# Diprotic acids and weak acids/bases

Hi,

I was reviewing some of my notes and was wondering what the correct steps for this would be (assuming in aqueous solution).
If you have ## H_2CO_3 ⇔ H^+ + HCO_3^- ## finding the final concentration of HCO3- is simple enough.

Now, for ## HCO_3^- ⇔ H^+ + CO_3^{2-} ## this would change the HCO3- concentration and the initial equilibrium from part 1 would have to be recalculated, right? I somewhat understand that this would be a very negligible since Ka values decreases as you go from the diprotic to monoprotic forms. But isn't it necessary to do a recalculation to find the more accurate answer? I find a problem with this....when would we stop recalculating? I understand the effects would be minimal, I'm just having trouble fully verifying this....any clarification would be great!
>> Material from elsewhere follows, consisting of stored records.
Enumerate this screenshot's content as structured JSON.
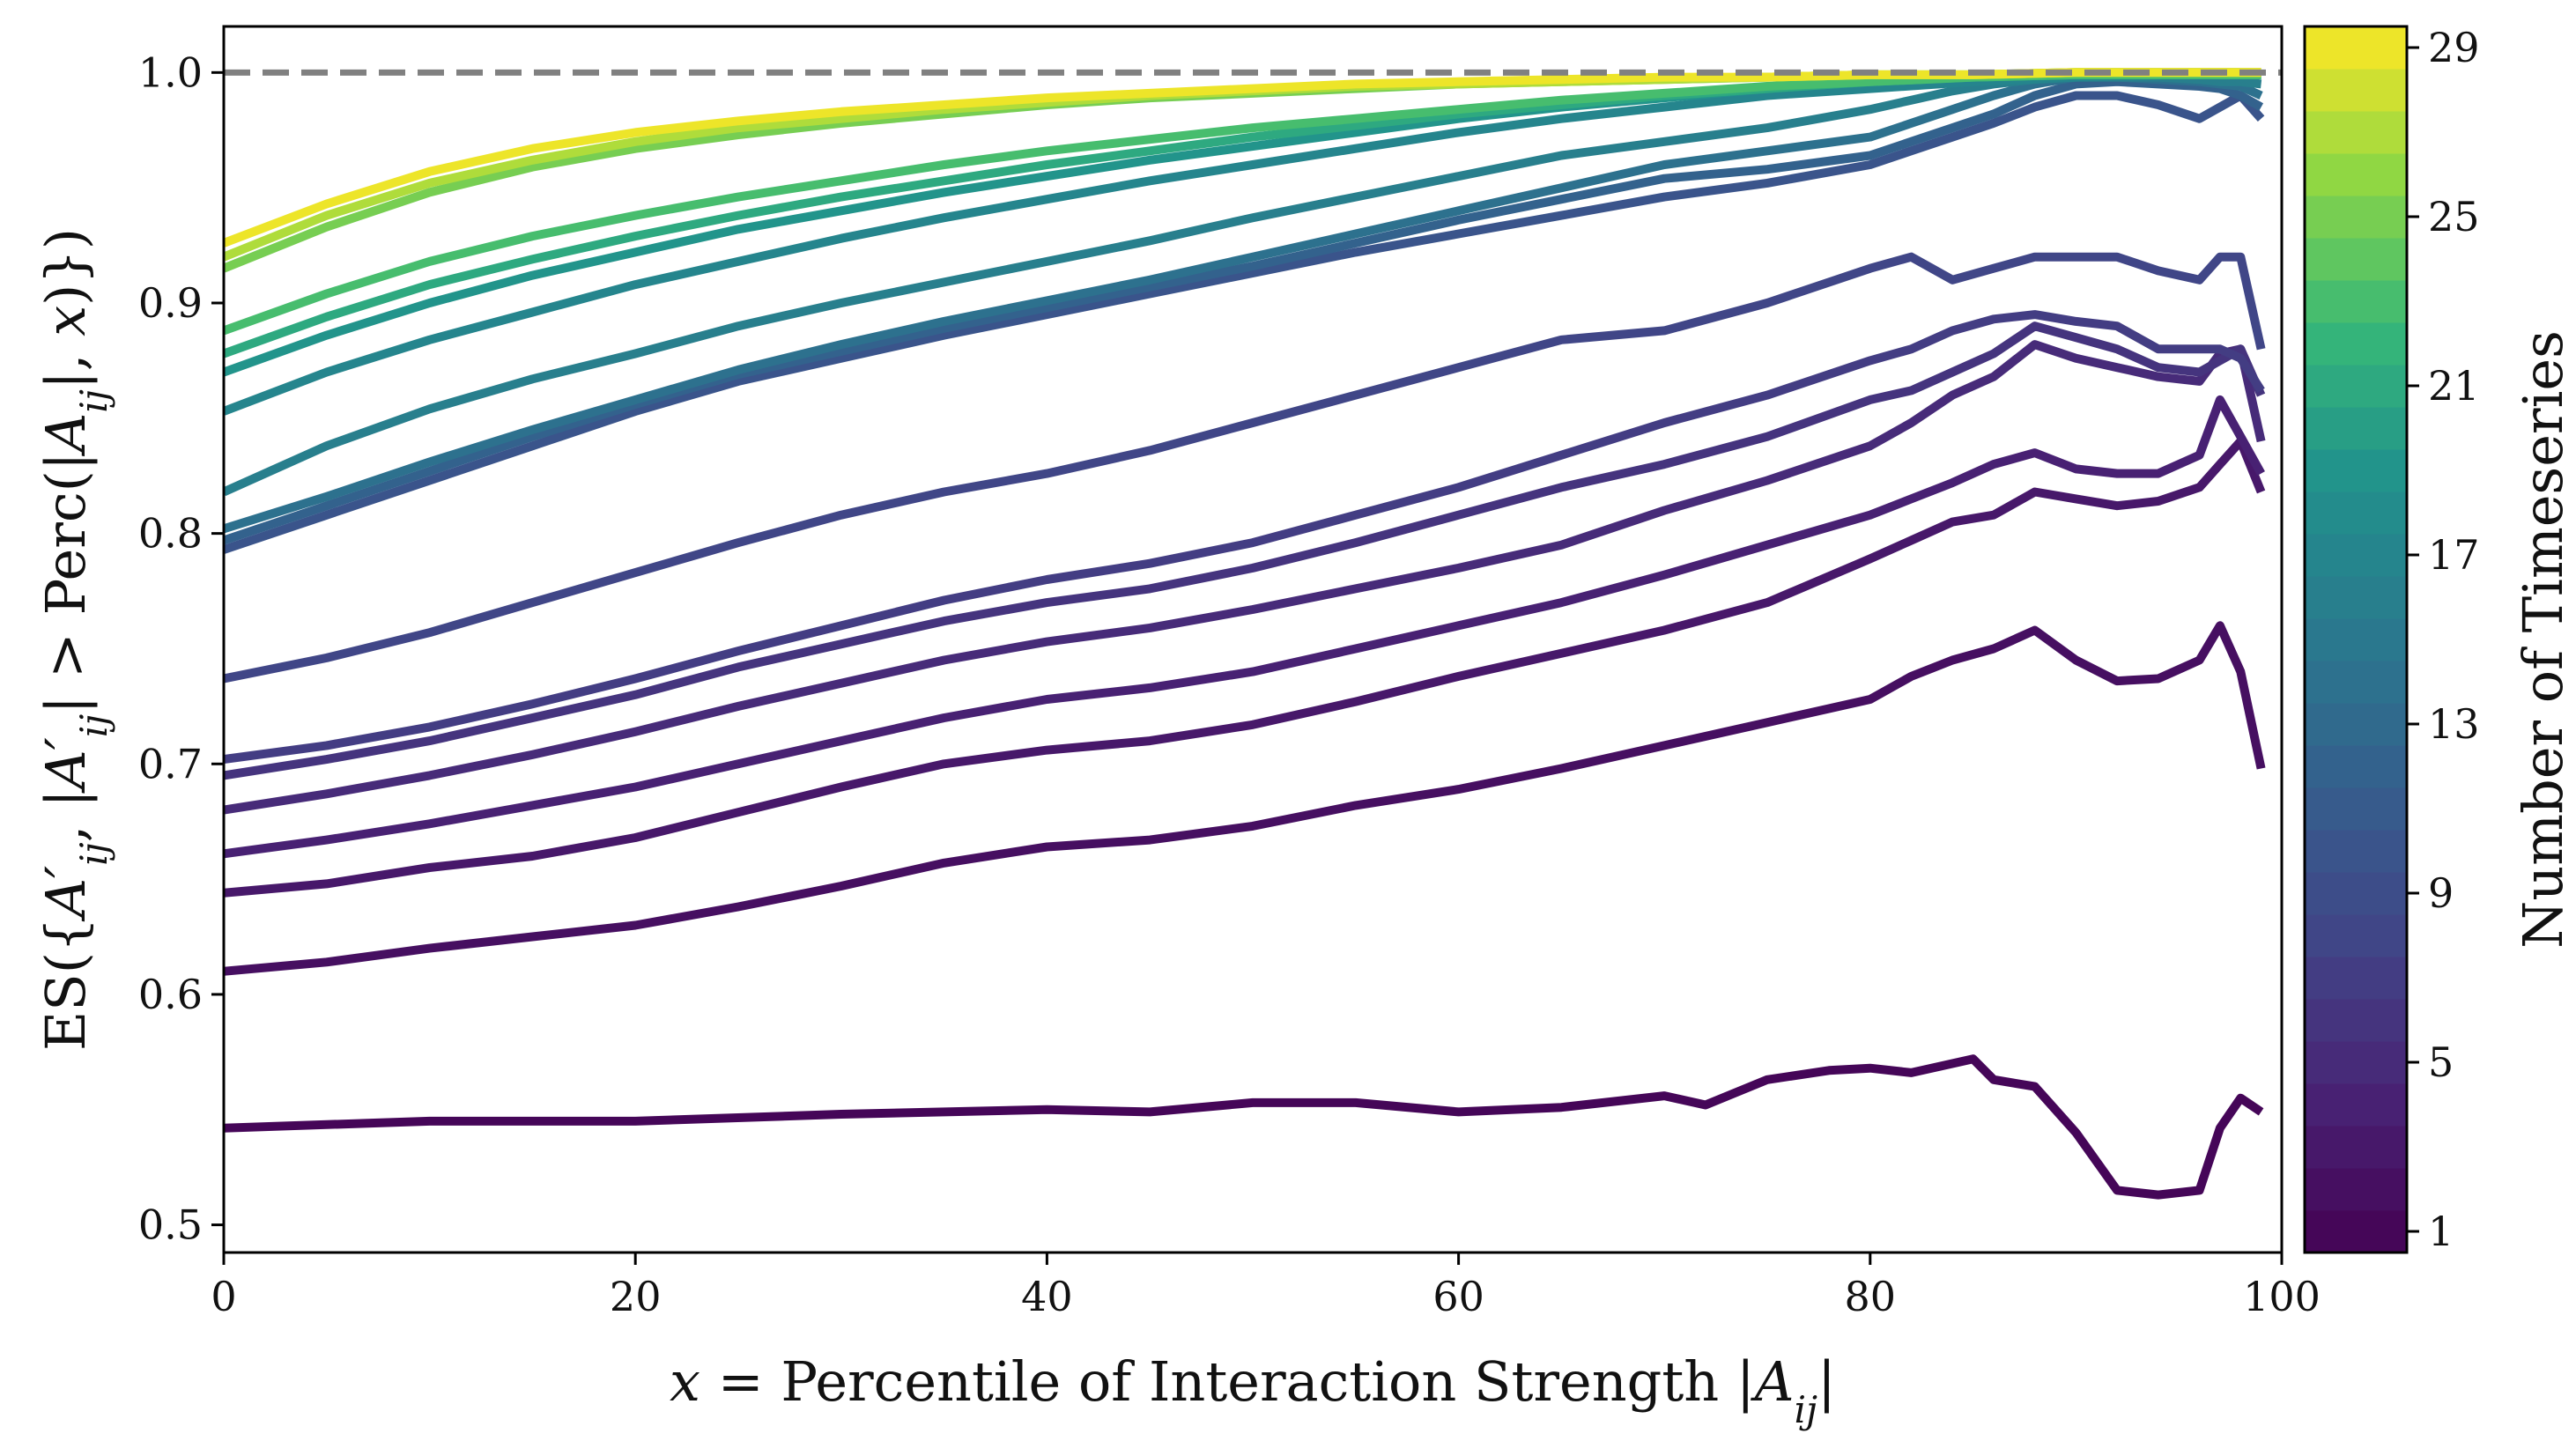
{
  "chart_data": {
    "type": "line",
    "xlabel": "x = Percentile of Interaction Strength |A_ij|",
    "ylabel": "ES({A'_ij, |A'_ij| > Perc(|A_ij|, x)})",
    "xlim": [
      0,
      100
    ],
    "ylim": [
      0.488,
      1.02
    ],
    "x_ticks": [
      "0",
      "20",
      "40",
      "60",
      "80",
      "100"
    ],
    "y_ticks": [
      "0.5",
      "0.6",
      "0.7",
      "0.8",
      "0.9",
      "1.0"
    ],
    "reference_line": {
      "y": 1.0,
      "style": "dashed",
      "color": "#808080"
    },
    "colorbar": {
      "label": "Number of Timeseries",
      "colormap": "viridis",
      "range": [
        0.5,
        29.5
      ],
      "ticks": [
        "1",
        "5",
        "9",
        "13",
        "17",
        "21",
        "25",
        "29"
      ]
    },
    "series": [
      {
        "n": 1,
        "x": [
          0,
          10,
          20,
          30,
          40,
          45,
          50,
          55,
          60,
          65,
          70,
          72,
          75,
          78,
          80,
          82,
          85,
          86,
          88,
          90,
          92,
          94,
          96,
          97,
          98,
          99
        ],
        "y": [
          0.542,
          0.545,
          0.545,
          0.548,
          0.55,
          0.549,
          0.553,
          0.553,
          0.549,
          0.551,
          0.556,
          0.552,
          0.563,
          0.567,
          0.568,
          0.566,
          0.572,
          0.563,
          0.56,
          0.54,
          0.515,
          0.513,
          0.515,
          0.542,
          0.555,
          0.549
        ]
      },
      {
        "n": 2,
        "x": [
          0,
          5,
          10,
          15,
          20,
          25,
          30,
          35,
          40,
          45,
          50,
          55,
          60,
          65,
          70,
          75,
          80,
          82,
          84,
          86,
          88,
          90,
          92,
          94,
          96,
          97,
          98,
          99
        ],
        "y": [
          0.61,
          0.614,
          0.62,
          0.625,
          0.63,
          0.638,
          0.647,
          0.657,
          0.664,
          0.667,
          0.673,
          0.682,
          0.689,
          0.698,
          0.708,
          0.718,
          0.728,
          0.738,
          0.745,
          0.75,
          0.758,
          0.745,
          0.736,
          0.737,
          0.745,
          0.76,
          0.74,
          0.698
        ]
      },
      {
        "n": 3,
        "x": [
          0,
          5,
          10,
          15,
          20,
          25,
          30,
          35,
          40,
          45,
          50,
          55,
          60,
          65,
          70,
          75,
          80,
          82,
          84,
          86,
          88,
          90,
          92,
          94,
          96,
          97,
          98,
          99
        ],
        "y": [
          0.644,
          0.648,
          0.655,
          0.66,
          0.668,
          0.679,
          0.69,
          0.7,
          0.706,
          0.71,
          0.717,
          0.727,
          0.738,
          0.748,
          0.758,
          0.77,
          0.789,
          0.797,
          0.805,
          0.808,
          0.818,
          0.815,
          0.812,
          0.814,
          0.82,
          0.83,
          0.84,
          0.818
        ]
      },
      {
        "n": 4,
        "x": [
          0,
          5,
          10,
          15,
          20,
          25,
          30,
          35,
          40,
          45,
          50,
          55,
          60,
          65,
          70,
          75,
          80,
          82,
          84,
          86,
          88,
          90,
          92,
          94,
          96,
          97,
          98,
          99
        ],
        "y": [
          0.661,
          0.667,
          0.674,
          0.682,
          0.69,
          0.7,
          0.71,
          0.72,
          0.728,
          0.733,
          0.74,
          0.75,
          0.76,
          0.77,
          0.782,
          0.795,
          0.808,
          0.815,
          0.822,
          0.83,
          0.835,
          0.828,
          0.826,
          0.826,
          0.834,
          0.858,
          0.842,
          0.826
        ]
      },
      {
        "n": 5,
        "x": [
          0,
          5,
          10,
          15,
          20,
          25,
          30,
          35,
          40,
          45,
          50,
          55,
          60,
          65,
          70,
          75,
          80,
          82,
          84,
          86,
          88,
          90,
          92,
          94,
          96,
          97,
          98,
          99
        ],
        "y": [
          0.68,
          0.687,
          0.695,
          0.704,
          0.714,
          0.725,
          0.735,
          0.745,
          0.753,
          0.759,
          0.767,
          0.776,
          0.785,
          0.795,
          0.81,
          0.823,
          0.838,
          0.848,
          0.86,
          0.868,
          0.882,
          0.876,
          0.872,
          0.868,
          0.866,
          0.878,
          0.88,
          0.84
        ]
      },
      {
        "n": 6,
        "x": [
          0,
          5,
          10,
          15,
          20,
          25,
          30,
          35,
          40,
          45,
          50,
          55,
          60,
          65,
          70,
          75,
          80,
          82,
          84,
          86,
          88,
          90,
          92,
          94,
          96,
          97,
          98,
          99
        ],
        "y": [
          0.695,
          0.702,
          0.71,
          0.72,
          0.73,
          0.742,
          0.752,
          0.762,
          0.77,
          0.776,
          0.785,
          0.796,
          0.808,
          0.82,
          0.83,
          0.842,
          0.858,
          0.862,
          0.87,
          0.878,
          0.89,
          0.885,
          0.88,
          0.872,
          0.87,
          0.875,
          0.88,
          0.86
        ]
      },
      {
        "n": 7,
        "x": [
          0,
          5,
          10,
          15,
          20,
          25,
          30,
          35,
          40,
          45,
          50,
          55,
          60,
          65,
          70,
          75,
          80,
          82,
          84,
          86,
          88,
          90,
          92,
          94,
          96,
          97,
          98,
          99
        ],
        "y": [
          0.702,
          0.708,
          0.716,
          0.726,
          0.737,
          0.749,
          0.76,
          0.771,
          0.78,
          0.787,
          0.796,
          0.808,
          0.82,
          0.834,
          0.848,
          0.86,
          0.875,
          0.88,
          0.888,
          0.893,
          0.895,
          0.892,
          0.89,
          0.88,
          0.88,
          0.88,
          0.876,
          0.862
        ]
      },
      {
        "n": 8,
        "x": [
          0,
          5,
          10,
          15,
          20,
          25,
          30,
          35,
          40,
          45,
          50,
          55,
          60,
          65,
          70,
          75,
          80,
          82,
          84,
          86,
          88,
          90,
          92,
          94,
          96,
          97,
          98,
          99
        ],
        "y": [
          0.737,
          0.746,
          0.757,
          0.77,
          0.783,
          0.796,
          0.808,
          0.818,
          0.826,
          0.836,
          0.848,
          0.86,
          0.872,
          0.884,
          0.888,
          0.9,
          0.915,
          0.92,
          0.91,
          0.915,
          0.92,
          0.92,
          0.92,
          0.914,
          0.91,
          0.92,
          0.92,
          0.88
        ]
      },
      {
        "n": 10,
        "x": [
          0,
          5,
          10,
          15,
          20,
          25,
          30,
          35,
          40,
          45,
          50,
          55,
          60,
          65,
          70,
          75,
          80,
          82,
          84,
          86,
          88,
          90,
          92,
          94,
          96,
          97,
          98,
          99
        ],
        "y": [
          0.793,
          0.808,
          0.823,
          0.838,
          0.853,
          0.866,
          0.876,
          0.886,
          0.895,
          0.904,
          0.913,
          0.922,
          0.93,
          0.938,
          0.946,
          0.952,
          0.96,
          0.966,
          0.972,
          0.978,
          0.985,
          0.99,
          0.99,
          0.986,
          0.98,
          0.985,
          0.99,
          0.98
        ]
      },
      {
        "n": 12,
        "x": [
          0,
          5,
          10,
          15,
          20,
          25,
          30,
          35,
          40,
          45,
          50,
          55,
          60,
          65,
          70,
          75,
          80,
          82,
          84,
          86,
          88,
          90,
          92,
          94,
          96,
          97,
          98,
          99
        ],
        "y": [
          0.797,
          0.812,
          0.827,
          0.842,
          0.856,
          0.869,
          0.879,
          0.889,
          0.898,
          0.907,
          0.916,
          0.926,
          0.936,
          0.945,
          0.954,
          0.958,
          0.964,
          0.97,
          0.976,
          0.982,
          0.99,
          0.995,
          0.996,
          0.995,
          0.994,
          0.993,
          0.99,
          0.985
        ]
      },
      {
        "n": 14,
        "x": [
          0,
          5,
          10,
          15,
          20,
          25,
          30,
          35,
          40,
          45,
          50,
          55,
          60,
          65,
          70,
          75,
          80,
          82,
          84,
          86,
          88,
          90,
          92,
          94,
          96,
          97,
          98,
          99
        ],
        "y": [
          0.802,
          0.816,
          0.831,
          0.845,
          0.858,
          0.871,
          0.882,
          0.892,
          0.901,
          0.91,
          0.92,
          0.93,
          0.94,
          0.95,
          0.96,
          0.966,
          0.972,
          0.978,
          0.984,
          0.99,
          0.995,
          0.998,
          0.998,
          0.997,
          0.996,
          0.995,
          0.994,
          0.99
        ]
      },
      {
        "n": 16,
        "x": [
          0,
          5,
          10,
          15,
          20,
          25,
          30,
          35,
          40,
          45,
          50,
          55,
          60,
          65,
          70,
          75,
          80,
          82,
          84,
          86,
          88,
          90,
          92,
          94,
          96,
          97,
          98,
          99
        ],
        "y": [
          0.818,
          0.838,
          0.854,
          0.867,
          0.878,
          0.89,
          0.9,
          0.909,
          0.918,
          0.927,
          0.937,
          0.946,
          0.955,
          0.964,
          0.97,
          0.976,
          0.984,
          0.988,
          0.992,
          0.995,
          0.997,
          0.998,
          0.998,
          0.998,
          0.997,
          0.996,
          0.996,
          0.995
        ]
      },
      {
        "n": 17,
        "x": [
          0,
          5,
          10,
          15,
          20,
          25,
          30,
          35,
          40,
          45,
          50,
          55,
          60,
          65,
          70,
          75,
          80,
          85,
          90,
          95,
          99
        ],
        "y": [
          0.853,
          0.87,
          0.884,
          0.896,
          0.908,
          0.918,
          0.928,
          0.937,
          0.945,
          0.953,
          0.96,
          0.967,
          0.974,
          0.98,
          0.985,
          0.99,
          0.993,
          0.996,
          0.998,
          0.999,
          0.999
        ]
      },
      {
        "n": 19,
        "x": [
          0,
          5,
          10,
          15,
          20,
          25,
          30,
          35,
          40,
          45,
          50,
          55,
          60,
          65,
          70,
          75,
          80,
          85,
          90,
          95,
          99
        ],
        "y": [
          0.87,
          0.886,
          0.9,
          0.912,
          0.922,
          0.932,
          0.94,
          0.948,
          0.955,
          0.962,
          0.968,
          0.974,
          0.98,
          0.985,
          0.989,
          0.993,
          0.996,
          0.998,
          0.999,
          0.999,
          0.999
        ]
      },
      {
        "n": 21,
        "x": [
          0,
          5,
          10,
          15,
          20,
          25,
          30,
          35,
          40,
          45,
          50,
          55,
          60,
          65,
          70,
          75,
          80,
          85,
          90,
          95,
          99
        ],
        "y": [
          0.878,
          0.894,
          0.908,
          0.919,
          0.929,
          0.938,
          0.946,
          0.953,
          0.96,
          0.966,
          0.972,
          0.977,
          0.982,
          0.986,
          0.99,
          0.993,
          0.996,
          0.998,
          0.999,
          0.999,
          0.999
        ]
      },
      {
        "n": 23,
        "x": [
          0,
          5,
          10,
          15,
          20,
          25,
          30,
          35,
          40,
          45,
          50,
          55,
          60,
          65,
          70,
          75,
          80,
          85,
          90,
          95,
          99
        ],
        "y": [
          0.888,
          0.904,
          0.918,
          0.929,
          0.938,
          0.946,
          0.953,
          0.96,
          0.966,
          0.971,
          0.976,
          0.98,
          0.984,
          0.988,
          0.991,
          0.994,
          0.996,
          0.998,
          0.999,
          0.999,
          0.999
        ]
      },
      {
        "n": 25,
        "x": [
          0,
          5,
          10,
          15,
          20,
          25,
          30,
          35,
          40,
          45,
          50,
          55,
          60,
          65,
          70,
          75,
          80,
          85,
          90,
          95,
          99
        ],
        "y": [
          0.915,
          0.933,
          0.948,
          0.959,
          0.967,
          0.973,
          0.978,
          0.982,
          0.986,
          0.989,
          0.991,
          0.993,
          0.995,
          0.996,
          0.997,
          0.998,
          0.999,
          0.999,
          1.0,
          1.0,
          1.0
        ]
      },
      {
        "n": 27,
        "x": [
          0,
          5,
          10,
          15,
          20,
          25,
          30,
          35,
          40,
          45,
          50,
          55,
          60,
          65,
          70,
          75,
          80,
          85,
          90,
          95,
          99
        ],
        "y": [
          0.92,
          0.938,
          0.952,
          0.962,
          0.97,
          0.976,
          0.98,
          0.984,
          0.987,
          0.99,
          0.992,
          0.994,
          0.995,
          0.996,
          0.997,
          0.998,
          0.999,
          0.999,
          1.0,
          1.0,
          1.0
        ]
      },
      {
        "n": 29,
        "x": [
          0,
          5,
          10,
          15,
          20,
          25,
          30,
          35,
          40,
          45,
          50,
          55,
          60,
          65,
          70,
          75,
          80,
          85,
          90,
          95,
          99
        ],
        "y": [
          0.926,
          0.943,
          0.957,
          0.967,
          0.974,
          0.979,
          0.983,
          0.986,
          0.989,
          0.991,
          0.993,
          0.995,
          0.996,
          0.997,
          0.998,
          0.998,
          0.999,
          0.999,
          1.0,
          1.0,
          1.0
        ]
      }
    ]
  }
}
Also, if you have a weak base and acid, ex. HCO3- again. Although the Ka and Kb values do differ by a few orders of magnitude, how would you calculate the final concentration for the products and reactants of another molecule that has Ka ≈ Kb? Does such a molecule exist?

Sorry for the misguided questions. I am just trying to figure out when we can say a solution is equilibrium since we have all these sub-reactions occurring and it seems there is no point in time where there equilibrium since once you find the equilibrium concentration for one reaction, it changes due to another reaction that the products are a part of. Thanks in advance!

These relationships only apply to systems in equilibrium. You do not keep recalculating but you solve a system of multiple equations and multiple variables simultaneously, assuming that you can get enough equations written down to allow you to solve for all of the unknowns. This usually involves writing out all of the reactions and their corresponding Keq expressions as well as, typically, mass and charge balance statements.

To throw another wrench in your gears, you should be aware that carbonic acid (H2CO3) spontaneously breaks down to carbon dioxide and water in aqueous solution. This gives another equilibrium expression to consider for such a system.

Borek
Mentor
Go through these three - it is just an introduction, but it shows general approach to more and more complicated pH problems (third page describes diprotic acid, but don't go there without reading the earlier ones):

http://www.chembuddy.com/?left=pH-calculation&right=general-pH-calculation

http://www.chembuddy.com/?left=pH-calculation&right=pH-acid-base-solution

http://www.chembuddy.com/?left=pH-calculation&right=pH-polyprotic-acid-base

(third page assumes acid is dissolved and its total concentration known, as Yanick signaled, in the case of carbonic acid situation is a little bit more complicated).

The approach presented - deriving one equation in one variable (H+) - is not the only one possible. You can also solve system of equations numerically, without any initial preparations, or do some of the steps to convert initial system of equations to an easier to solve one. Which approach works best depends on the problem at hand.

1 person
Go through these three - it is just an introduction, but it shows general approach to more and more complicated pH problems (third page describes diprotic acid, but don't go there without reading the earlier ones):

http://www.chembuddy.com/?left=pH-calculation&right=general-pH-calculation

http://www.chembuddy.com/?left=pH-calculation&right=pH-acid-base-solution

http://www.chembuddy.com/?left=pH-calculation&right=pH-polyprotic-acid-base

(third page assumes acid is dissolved and its total concentration known, as Yanick signaled, in the case of carbonic acid situation is a little bit more complicated).

The approach presented - deriving one equation in one variable (H+) - is not the only one possible. You can also solve system of equations numerically, without any initial preparations, or do some of the steps to convert initial system of equations to an easier to solve one. Which approach works best depends on the problem at hand.

Wow, exactly what I was looking for. Thank you!